Saudara-saudari terkasih.
Adalah seorang jenderal berbintang dua yang membunuh seorang ajudannya. Pembunuhan terencana itu kemudian ditutup-tutupi dengan cara menghilangkan rekaman CCTV di rumah dinas, mengarang skenario palsu dari kejadian meninggalnya ajudan, memerintahkan para anak buahnya untuk berkomplot melindungi perbuatannya, serta meminta beberapa koleganya juga turut mendukung dia. Namun keluarga ajudan merasa curiga dan mulai mengajukan pertanyaan-pertanyaan. Hal ini membuat salah satu anak buah, yang menembak langsung rekannya sesama ajudan sesuai perintah jenderal, menjadi panik. Ia lalu mengakui kesalahannya dan menguak peristiwa kejahatan yang terjadi. Persidangan kasus ini berjalan lebih dari enam bulan. Meski semula para pelaku memberi kesaksian palsu, lalu mengkambinghitamkan sang ajudan yang mengakui kesalahan dan menguak kasus itu, namun pada akhirnya fakta dapat dikuak, dan pelaku menerima hukuman.     

Saudara-saudari terkasih.
Sejak awal mengetahui kejahatan yang terjadi, sebagian besar masyarakat merasa kecewa, tidak suka, dan marah kepada pelaku. Bagaimana tidak? Seorang jenderal, yang dipercaya untuk mengawasi perilaku para polisi, malah ia sendiri yang melakukan pembunuhan terencana! Dan saat kejahatannya terkuak, ia tidak menyesal dan mengakui, tapi membela diri dan mengkambinghitamkan anak buahnya yang terbuka. Tidak ada lagi integritas dari seorang pemimpin yang tersisa! Jujur, reaksi emosi yang muncul hanyalah yang negatif, atau maksimal netral - alias tidak peduli. Tidak ada sepercik pun emosi positif yang mendukung. Meskipun demikian, seiring waktu berjalan, mengamati proses persidangan yang cenderung menghormati berbagai pihak dan tidak main hakim sendiri, intensitas emosi negatif pun reda. Gagasan belas kasih dan memaklumi mulai menjadi wacana, baik terhadap pelaku kejahatan, maupun kepada keluarga korban. Kita memahami keinginan ibu korban agar pembunuh anaknya dihukum seberat-beratnya. Kita juga mengerti pertimbangan dari hukuman yang diajukan jaksa penuntut berdasarkan fakta. Tata cara pengadilan masih terus bergulir.
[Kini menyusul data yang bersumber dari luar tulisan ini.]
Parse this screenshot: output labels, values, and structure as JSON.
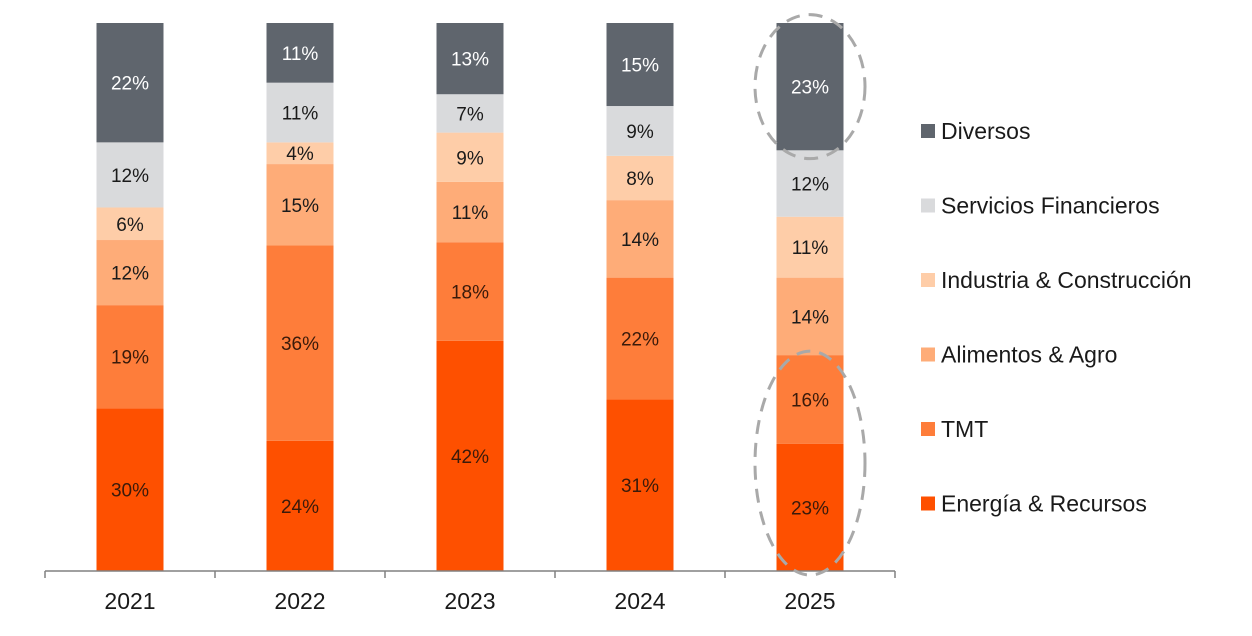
{
  "chart_data": {
    "type": "bar",
    "stacked": true,
    "categories": [
      "2021",
      "2022",
      "2023",
      "2024",
      "2025"
    ],
    "series": [
      {
        "name": "Energía & Recursos",
        "color": "#fe5000",
        "label_color": "#3a1a0a",
        "values": [
          30,
          24,
          42,
          31,
          23
        ],
        "labels": [
          "30%",
          "24%",
          "42%",
          "31%",
          "23%"
        ]
      },
      {
        "name": "TMT",
        "color": "#fe7d3a",
        "label_color": "#3a1a0a",
        "values": [
          19,
          36,
          18,
          22,
          16
        ],
        "labels": [
          "19%",
          "36%",
          "18%",
          "22%",
          "16%"
        ]
      },
      {
        "name": "Alimentos & Agro",
        "color": "#feac78",
        "label_color": "#1a1a1a",
        "values": [
          12,
          15,
          11,
          14,
          14
        ],
        "labels": [
          "12%",
          "15%",
          "11%",
          "14%",
          "14%"
        ]
      },
      {
        "name": "Industria & Construcción",
        "color": "#fecda8",
        "label_color": "#1a1a1a",
        "values": [
          6,
          4,
          9,
          8,
          11
        ],
        "labels": [
          "6%",
          "4%",
          "9%",
          "8%",
          "11%"
        ]
      },
      {
        "name": "Servicios Financieros",
        "color": "#d9dadc",
        "label_color": "#1a1a1a",
        "values": [
          12,
          11,
          7,
          9,
          12
        ],
        "labels": [
          "12%",
          "11%",
          "7%",
          "9%",
          "12%"
        ]
      },
      {
        "name": "Diversos",
        "color": "#5f656d",
        "label_color": "#ffffff",
        "values": [
          22,
          11,
          13,
          15,
          23
        ],
        "labels": [
          "22%",
          "11%",
          "13%",
          "15%",
          "23%"
        ]
      }
    ],
    "legend": [
      "Diversos",
      "Servicios Financieros",
      "Industria & Construcción",
      "Alimentos & Agro",
      "TMT",
      "Energía & Recursos"
    ],
    "legend_position": "right",
    "highlights": [
      {
        "category": "2025",
        "series": "Diversos"
      },
      {
        "category": "2025",
        "series": "TMT"
      },
      {
        "category": "2025",
        "series": "Energía & Recursos"
      }
    ],
    "highlight_color": "#a9a9a9",
    "axis_color": "#808080",
    "title": "",
    "xlabel": "",
    "ylabel": "",
    "grid": false
  }
}
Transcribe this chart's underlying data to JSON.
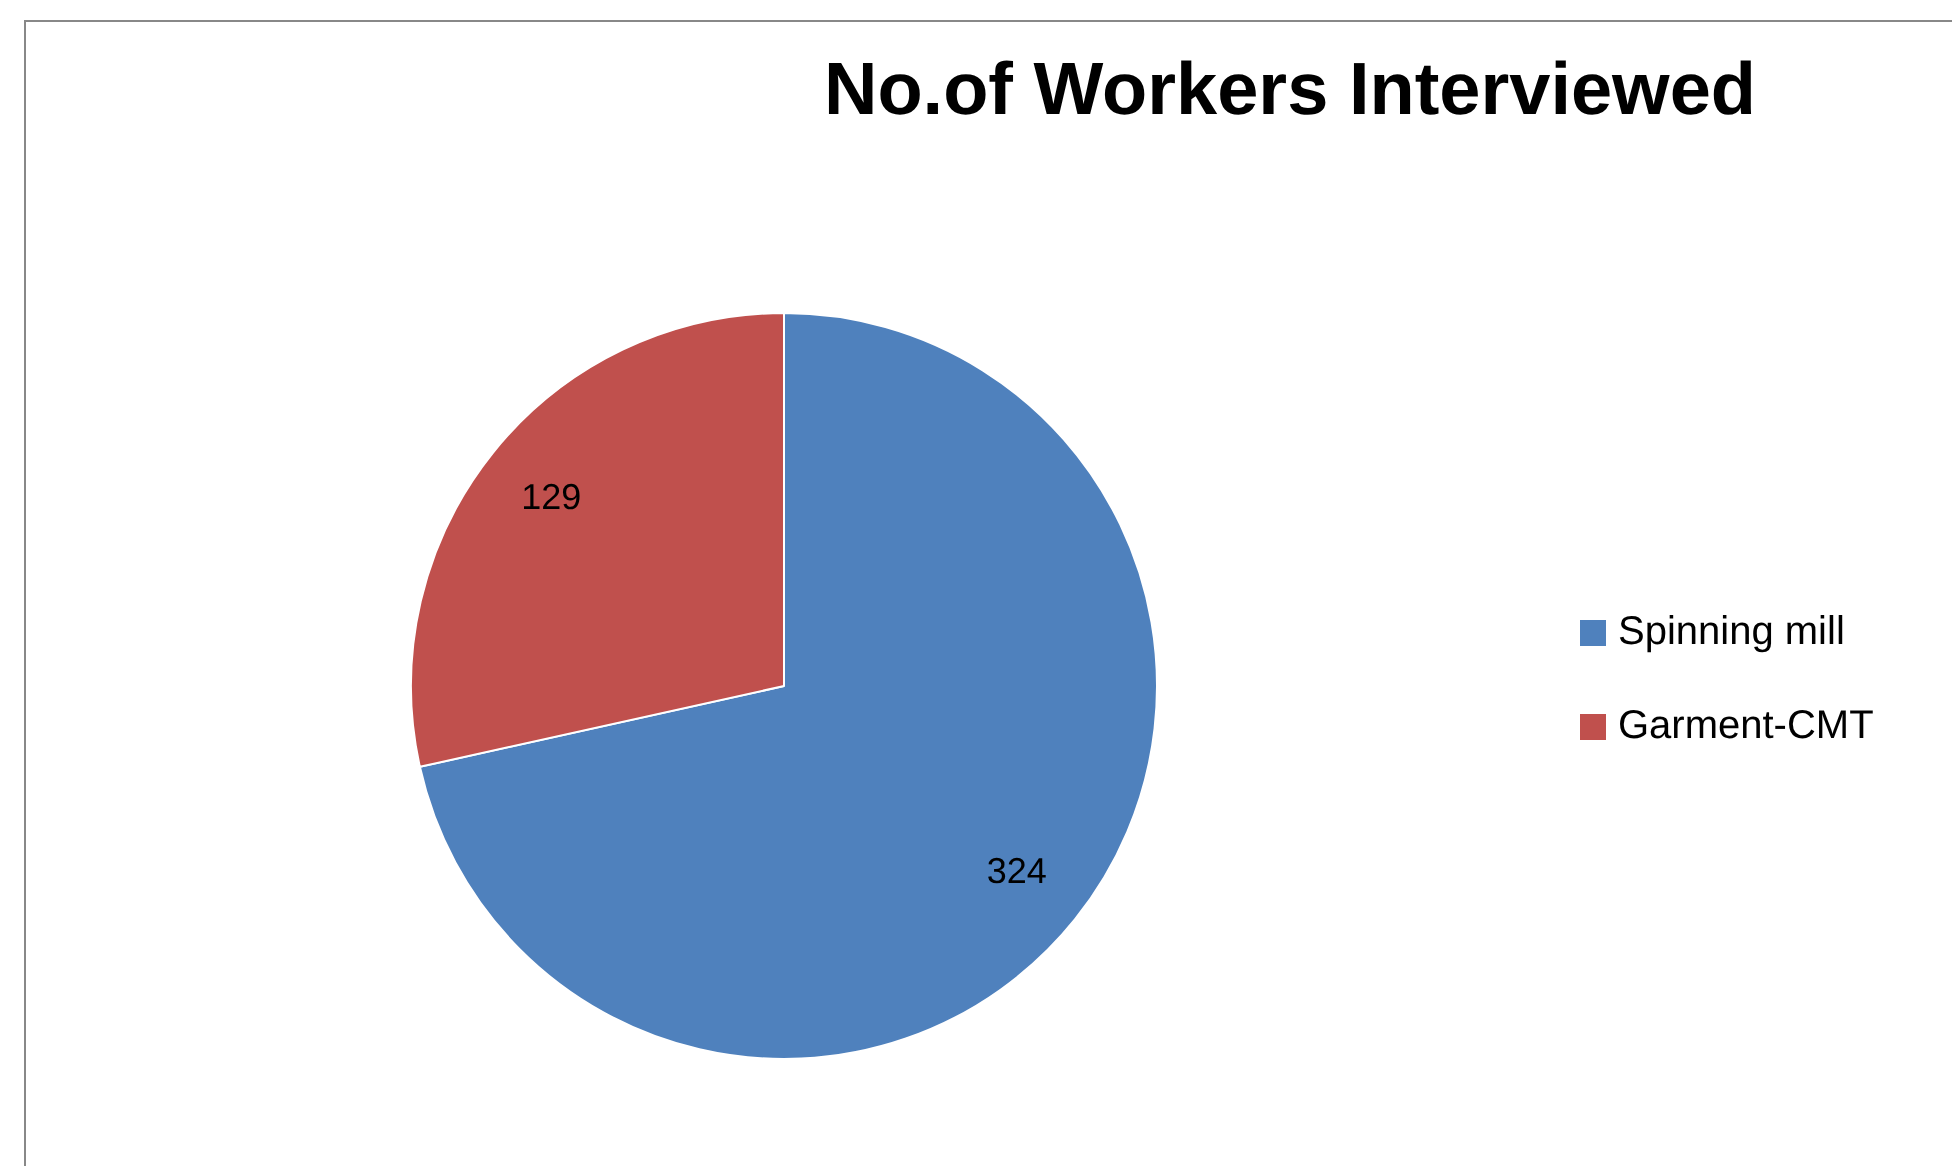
{
  "chart_data": {
    "type": "pie",
    "title": "No.of Workers Interviewed",
    "categories": [
      "Spinning mill",
      "Garment-CMT"
    ],
    "values": [
      324,
      129
    ],
    "colors": [
      "#4f81bd",
      "#c0504d"
    ],
    "data_labels": true,
    "legend": "right"
  }
}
Kita dapat berharap, desakan penghakiman akibat luka akan beralih menjadi belas kasihan dari Tuhan.         


REFLEKSI:
Maukah saya diam berjeda, dan pelan-pelan mengendurkan nafsu penghakiman?     

MARILAH KITA BERDOA:
Tuhan Yesus, terima kasih, atas teladan sikapMu dalam menghadapi desakan nafsu penghakiman. Kami sadar, masih sering kali bersikap reaktif mengikuti penghakiman dari pikiran kami sendiri. Kami belum cukup menaruh hormat atas rahmat peristiwa yang Allah beri. Bimbing kami untuk membungkuk dan menenangkan diri. Kami percaya, belas kasihMu akan hadir menuntun langkah kami. Amin.